# Vouchers



## Drikusw (20/6/18)

I received a voucher from my wife which she purchased online. Can anyone tell me if this Vape King voucher is only redeemable online or can I purchase in-store as well?

Thanks


----------



## Stosta (20/6/18)

Drikusw said:


> I received a voucher from my wife which she purchased online. Can anyone tell me if this Vape King voucher is only redeemable online or can I purchase in-store as well?
> 
> Thanks


Pretty sure you could go in-store to buy as well. When I last bought at VK I'm sure they used some sort of online profile for my purchase.

Tagging @Gizmo or @Stroodlepuff for assistance.

Reactions: Like 1


----------



## Drikusw (20/6/18)

Stosta said:


> Pretty sure you could go in-store to buy as well.
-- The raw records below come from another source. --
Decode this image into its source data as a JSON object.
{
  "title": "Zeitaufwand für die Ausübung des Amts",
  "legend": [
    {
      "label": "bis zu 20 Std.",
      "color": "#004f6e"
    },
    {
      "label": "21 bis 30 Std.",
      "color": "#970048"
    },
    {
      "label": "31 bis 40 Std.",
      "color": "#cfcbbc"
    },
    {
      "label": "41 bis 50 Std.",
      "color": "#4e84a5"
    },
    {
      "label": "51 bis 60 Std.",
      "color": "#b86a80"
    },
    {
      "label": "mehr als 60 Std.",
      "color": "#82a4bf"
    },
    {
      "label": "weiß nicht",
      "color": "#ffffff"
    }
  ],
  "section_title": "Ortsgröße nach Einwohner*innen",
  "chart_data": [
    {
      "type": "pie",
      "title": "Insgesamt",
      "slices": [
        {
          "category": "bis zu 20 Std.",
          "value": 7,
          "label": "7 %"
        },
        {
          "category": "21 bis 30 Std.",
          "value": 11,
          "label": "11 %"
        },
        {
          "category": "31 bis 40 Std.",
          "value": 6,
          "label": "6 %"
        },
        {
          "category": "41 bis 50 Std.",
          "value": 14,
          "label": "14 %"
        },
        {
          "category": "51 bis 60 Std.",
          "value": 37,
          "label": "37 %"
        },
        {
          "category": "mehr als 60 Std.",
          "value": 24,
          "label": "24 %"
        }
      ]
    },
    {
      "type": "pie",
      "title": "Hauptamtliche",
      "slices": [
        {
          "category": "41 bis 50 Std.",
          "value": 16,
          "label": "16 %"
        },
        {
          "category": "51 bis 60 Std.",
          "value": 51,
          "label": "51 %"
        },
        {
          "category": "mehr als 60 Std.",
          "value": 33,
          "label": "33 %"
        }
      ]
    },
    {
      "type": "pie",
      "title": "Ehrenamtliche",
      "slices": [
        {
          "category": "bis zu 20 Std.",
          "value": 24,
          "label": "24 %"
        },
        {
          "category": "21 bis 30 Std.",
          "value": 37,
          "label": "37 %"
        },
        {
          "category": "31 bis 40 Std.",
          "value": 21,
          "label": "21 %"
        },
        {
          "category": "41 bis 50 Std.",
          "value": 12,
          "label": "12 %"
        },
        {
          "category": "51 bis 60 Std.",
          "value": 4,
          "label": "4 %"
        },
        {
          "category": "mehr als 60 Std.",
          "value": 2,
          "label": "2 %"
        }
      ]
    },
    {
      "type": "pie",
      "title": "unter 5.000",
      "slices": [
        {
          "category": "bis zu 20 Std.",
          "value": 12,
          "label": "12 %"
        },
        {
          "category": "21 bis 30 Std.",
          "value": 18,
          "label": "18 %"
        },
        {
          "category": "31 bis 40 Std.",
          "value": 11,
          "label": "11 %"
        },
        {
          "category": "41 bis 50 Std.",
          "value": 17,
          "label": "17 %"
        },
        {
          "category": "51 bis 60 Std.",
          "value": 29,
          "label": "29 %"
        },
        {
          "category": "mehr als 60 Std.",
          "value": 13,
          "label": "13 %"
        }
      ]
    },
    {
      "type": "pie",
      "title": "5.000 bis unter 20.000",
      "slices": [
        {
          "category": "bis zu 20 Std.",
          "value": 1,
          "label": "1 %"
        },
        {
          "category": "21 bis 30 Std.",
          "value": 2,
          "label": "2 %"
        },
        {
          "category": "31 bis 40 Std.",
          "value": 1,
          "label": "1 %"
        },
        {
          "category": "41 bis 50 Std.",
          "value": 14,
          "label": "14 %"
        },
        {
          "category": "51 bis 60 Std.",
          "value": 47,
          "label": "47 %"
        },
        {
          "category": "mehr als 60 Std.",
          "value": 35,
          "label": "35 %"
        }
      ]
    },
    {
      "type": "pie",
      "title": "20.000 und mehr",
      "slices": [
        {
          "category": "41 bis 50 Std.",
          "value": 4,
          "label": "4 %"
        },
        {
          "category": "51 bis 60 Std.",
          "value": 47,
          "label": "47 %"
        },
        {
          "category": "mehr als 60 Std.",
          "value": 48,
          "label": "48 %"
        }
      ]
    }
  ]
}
When I last bought at VK I'm sure they used some sort of online profile for my purchase.
> 
> Tagging @Gizmo or @Stroodlepuff for assistance.


Thanks Stosta

Reactions: Like 1


----------



## Drikusw (25/6/18)

@Stroodlepuff 
@Gizmo 

Hi guys, could you please advise ?


----------



## Stroodlepuff (25/6/18)

Hi There

Sorry not sure how I missed this, unfortunately online vouchers are only redeemable online as not all the stores are internally owned

Reactions: Informative 1


----------



## Drikusw (25/6/18)

Stroodlepuff said:


> Hi There
> 
> Sorry not sure how I missed this, unfortunately online vouchers are only redeemable online as not all the stores are internally owned



Thanks for clarifying.


----------